Friday, August 5, 2011

Former Priest Fit To Practice Law

A former priest who had been denied admission to practice by the Board of Governors of the Alaska Bar Association sought review by the Alaska Supreme Court.

The court disagreed with their conclusions and found that the applicant had satisfied the character and fitness requirements for admission. The court returned the application to the association for further proceedings consistent with their conclusions.
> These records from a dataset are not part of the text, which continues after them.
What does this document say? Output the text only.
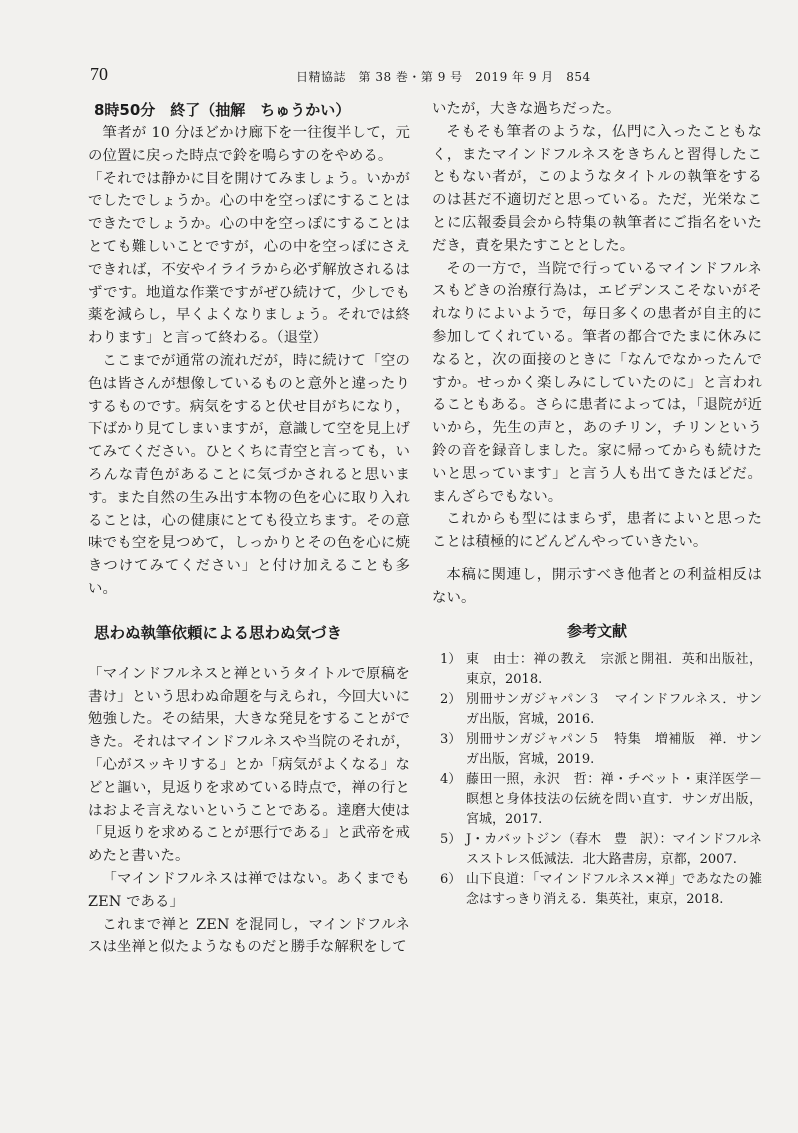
70	日精協誌　第 38 巻・第 9 号　2019 年 9 月　854
8時50分　終了（抽解　ちゅうかい）

筆者が 10 分ほどかけ廊下を一往復半して，元の位置に戻った時点で鈴を鳴らすのをやめる。

「それでは静かに目を開けてみましょう。いかがでしたでしょうか。心の中を空っぽにすることはできたでしょうか。心の中を空っぽにすることはとても難しいことですが，心の中を空っぽにさえできれば，不安やイライラから必ず解放されるはずです。地道な作業ですがぜひ続けて，少しでも薬を減らし，早くよくなりましょう。それでは終わります」と言って終わる。（退堂）

ここまでが通常の流れだが，時に続けて「空の色は皆さんが想像しているものと意外と違ったりするものです。病気をすると伏せ目がちになり，下ばかり見てしまいますが，意識して空を見上げてみてください。ひとくちに青空と言っても，いろんな青色があることに気づかされると思います。また自然の生み出す本物の色を心に取り入れることは，心の健康にとても役立ちます。その意味でも空を見つめて，しっかりとその色を心に焼きつけてみてください」と付け加えることも多い。

思わぬ執筆依頼による思わぬ気づき

「マインドフルネスと禅というタイトルで原稿を書け」という思わぬ命題を与えられ，今回大いに勉強した。その結果，大きな発見をすることができた。それはマインドフルネスや当院のそれが，「心がスッキリする」とか「病気がよくなる」などと謳い，見返りを求めている時点で，禅の行とはおよそ言えないということである。達磨大使は「見返りを求めることが悪行である」と武帝を戒めたと書いた。

「マインドフルネスは禅ではない。あくまでも ZEN である」

これまで禅と ZEN を混同し，マインドフルネスは坐禅と似たようなものだと勝手な解釈をして

いたが，大きな過ちだった。

そもそも筆者のような，仏門に入ったこともなく，またマインドフルネスをきちんと習得したこともない者が，このようなタイトルの執筆をするのは甚だ不適切だと思っている。ただ，光栄なことに広報委員会から特集の執筆者にご指名をいただき，責を果たすこととした。

その一方で，当院で行っているマインドフルネスもどきの治療行為は，エビデンスこそないがそれなりによいようで，毎日多くの患者が自主的に参加してくれている。筆者の都合でたまに休みになると，次の面接のときに「なんでなかったんですか。せっかく楽しみにしていたのに」と言われることもある。さらに患者によっては，「退院が近いから，先生の声と，あのチリン，チリンという鈴の音を録音しました。家に帰ってからも続けたいと思っています」と言う人も出てきたほどだ。まんざらでもない。

これからも型にはまらず，患者によいと思ったことは積極的にどんどんやっていきたい。

本稿に関連し，開示すべき他者との利益相反はない。

参考文献
1） 東　由士：禅の教え　宗派と開祖．英和出版社，東京，2018.
2） 別冊サンガジャパン３　マインドフルネス．サンガ出版，宮城，2016.
3） 別冊サンガジャパン５　特集　増補版　禅．サンガ出版，宮城，2019.
4） 藤田一照，永沢　哲：禅・チベット・東洋医学－瞑想と身体技法の伝統を問い直す．サンガ出版，宮城，2017.
5） J・カバットジン（春木　豊　訳）：マインドフルネスストレス低減法．北大路書房，京都，2007.
6） 山下良道：「マインドフルネス×禅」であなたの雑念はすっきり消える．集英社，東京，2018.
The issues related to the applicant's interactions with juveniles while in the priesthood:

[The applicant] had inappropriate contact with some of the boys on these trips. [He] asserts that the contact was horseplay and a form of discipline, but agrees that it was inappropriate in retrospect. Four affidavits from boys on the trips describe [his] conduct. It involved tickling the boys, having them do calisthenics in their underwear, spanking them, and receiving foot and neck massages from them. The affidavits are not strictly condemnatory though. The affidavit discussing tickling hedged its assessment: “Father...never touched my genital area, and did not engage in other sexual activity with me. He also never told me not to mention the tickling to others, and he might not have realized that there was something wrong about it.” And six other affidavits or letters from participants indicated that no improper activity was observed on the trips, nor was discomfort felt.
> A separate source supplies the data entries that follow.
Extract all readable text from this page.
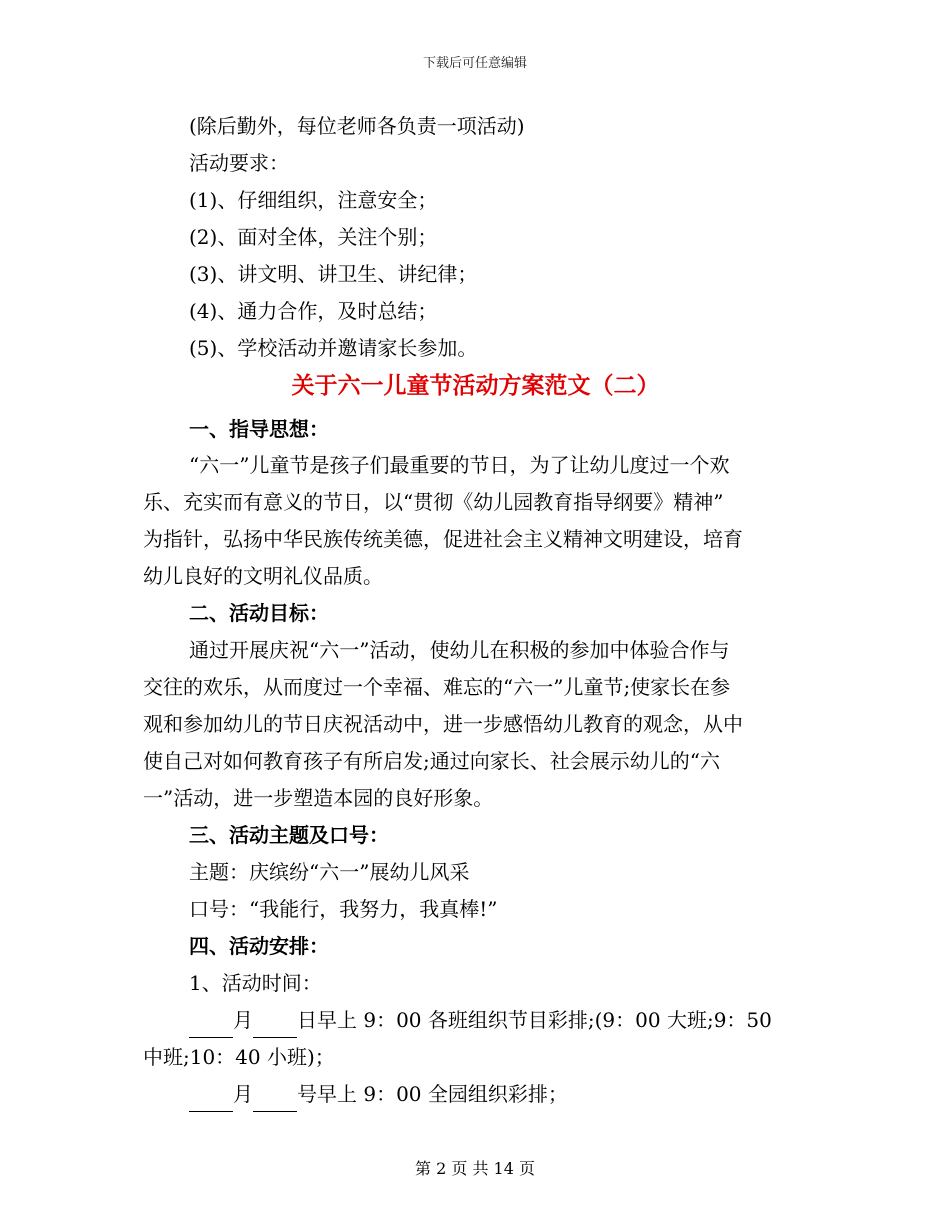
下载后可任意编辑
(除后勤外，每位老师各负责一项活动)
活动要求：
(1)、仔细组织，注意安全；
(2)、面对全体，关注个别；
(3)、讲文明、讲卫生、讲纪律；
(4)、通力合作，及时总结；
(5)、学校活动并邀请家长参加。
关于六一儿童节活动方案范文（二）
一、指导思想：
“六一”儿童节是孩子们最重要的节日，为了让幼儿度过一个欢
乐、充实而有意义的节日，以“贯彻《幼儿园教育指导纲要》精神”
为指针，弘扬中华民族传统美德，促进社会主义精神文明建设，培育
幼儿良好的文明礼仪品质。
二、活动目标：
通过开展庆祝“六一”活动，使幼儿在积极的参加中体验合作与
交往的欢乐，从而度过一个幸福、难忘的“六一”儿童节;使家长在参
观和参加幼儿的节日庆祝活动中，进一步感悟幼儿教育的观念，从中
使自己对如何教育孩子有所启发;通过向家长、社会展示幼儿的“六
一”活动，进一步塑造本园的良好形象。
三、活动主题及口号：
主题：庆缤纷“六一”展幼儿风采
口号：“我能行，我努力，我真棒!”
四、活动安排：
1、活动时间：
月 日早上 9：00 各班组织节目彩排;(9：00 大班;9：50
中班;10：40 小班)；
月 号早上 9：00 全园组织彩排；
第 2 页 共 14 页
The court majority found that the association had mischaracterized the record:

Notably, although denying [the applicant's] application based on candor, the decision does not identify a single lie [he] told, nor any contradiction in his answers. It instead appears to rely on [his] demeanor in testimony that the Board did not hear. This is inexplicable, particularly because the Board declined to question [him] directly when it had the opportunity.

The applicant had attended law school after leaving the priesthood and was admitted in Iowa after a full exploration of the matters at issue here.

A dissent would remand rather than admit:

Given the posture of this matter, where there were procedural flaws in the Board’s hearing and where its findings of fact were not adequately supported by the record, the proper remedy is not simply to admit [him] — any more than it is to deny him admission. [He] must be allowed the opportunity to meet his burden of proving that he satisfies the requirements set forth in the Bar Rules through a meaningful hearing before the Board. Remand is appropriate in this case because of the seriousness of the hearing master’s adverse]credibility finding and because [the applicant] is entitled to have the Board consider his application in an impartial hearing.